Fight over finances continues as Memphis in May draws near
MEMPHIS, Tenn. (WMC) - Memphis in May (MIM) leaders say the organization is fighting for survival. The City’s premiere festival still has not locked down a deal with Memphis River Parks Partnership (MRPP) to be in Tom Lee Park this year.
MRPP requires a lease deposit to cover damage done to the park during the events. The head of Memphis In May called the amount requested “excessive” and said it’s not financially feasible.
He went a step further saying it feels like they’re trying to shut MIM down.
The $61 million makeover of Tom Lee Park is still a work in progress, with construction crews busy creating what will be Downtown Memphis’ new oasis of relaxation and outdoor Zen.
The park has been home to Memphis In May for four decades, and the 2023 Memphis In May Beale Street Music Festival is supposed to kick off there on May 5, in just 86 days.

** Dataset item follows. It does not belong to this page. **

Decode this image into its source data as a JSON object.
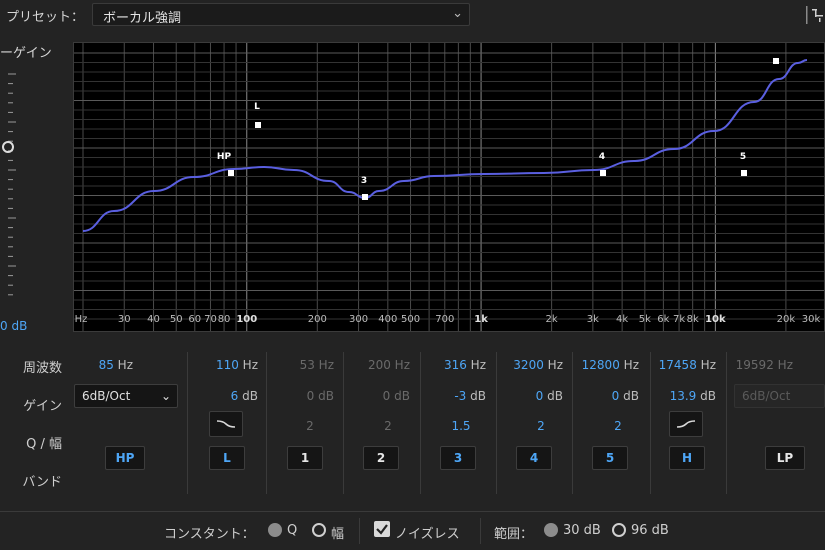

The construction of the stages begins a week before that, and the clock is ticking.
“We are at a stalemate,” MIM President and CEO Jim Holt told Memphis City Council members Tuesday, Feb 7.
Holt said they still don’t have a lease agreement with MRPP, the non-profit managing Tom Lee Park.
”So our expenses are skyrocketing to an unsustainable level, and our revenues are diving because of the restrictive capacity in the park,” said Holt. “With the redesign of the park, our capacity has been reduced by approximately 40%.”
Holt said the Beale Street Music Festival typically attracts 35,000 people. But the capacity this year with the park’s redesign, he said, allows only 22,000 attendees.
The World Championship Barbeque Cooking Contest usually hosts 232 teams. This year, said Holt, they will only have 150.
The sticking point right now is the damage deposit and liability.
Originally, MRPP requested a deposit of $1.4 million. Holt, in August, asked Memphis Mayor Jim Strickland to intervene and help negotiate a compromise. The current offer: the City of Memphis agreed to cover half a million dollars, with Memphis In May putting down an additional $500,000.
But if Music Fest and the BBQ contest cause more than $1 million in damages, MRPP wants to make sure Memphis In May pays the tab to fix it. MIM, according to MRPP, insisted on limited liability, which would make MRPP and the City of Memphis responsible for additional damage, not MIM.
”Memphis In May is ultimately responsible for any damages that occur during their occupancy of the park regardless of that amount,” MRPP Board Chair Tyree Daniels told Action News 5. “Anybody that incurs damage should actually want to bear the responsibility for doing it.”
City Council members have lost patience with both sides in this long, drawn-out ordeal.
”There’s bad blood between the two,” said Councilman Worth Morgan, “and that is really what is inhibiting this, rather than a dollar and cents amount. That’s why we’re here trying to arbitrate this.”
”Nobody wants to see Memphis In May be insolvent and go bankrupt. The events themselves are significant to the city,” said Councilman Chase Carlisle, “but both of these groups are non-profits. Both have intelligent, sophisticated boards. I think it’s disappointing that it couldn’t get worked out, yet here we are. We spent the morning talking about a man losing his life to police brutality and now we’re arguing about this.”
Council Chairman Martavius Jones, who sits on MIM’s board, told them, “To have an injection into our economy, what’s bigger than Memphis in May? Nothing. Folks, let’s get this worked out!”
When the Beale Street Music Festival starts May 5, Tom Lee Park won’t be finished yet.
Many areas of the park still under construction will be walled off, unavailable for use by MIM attendees. It’s already been announced the Blues Tent will not be located in the park this year but will take place instead at Handy Park on Beale Street.
MRPP’s Daniels said the grand opening of the new Tom Lee Park is now scheduled for Labor Day weekend.
Mayor Strickland and newly appointed COO Chandell Ryan are mediators between MIM and MRPP on the lease deal.
Late Wednesday, Memphis In May officials released the following statement:
“Memphis in May remains an active and willing negotiating partner seeking a lease for the 2023 festival events in Tom Lee Park. We’re grateful for Mayor Strickland and COO Chandell Ryan’s stewardship in helping resolve the lease issues. Good progress has been made and we look forward to finalizing the remaining issues related to restoration charges and damage liabilities. We are exploring additional insurance options as suggested by City Council. We look forward to the festival’s return to the riverfront.”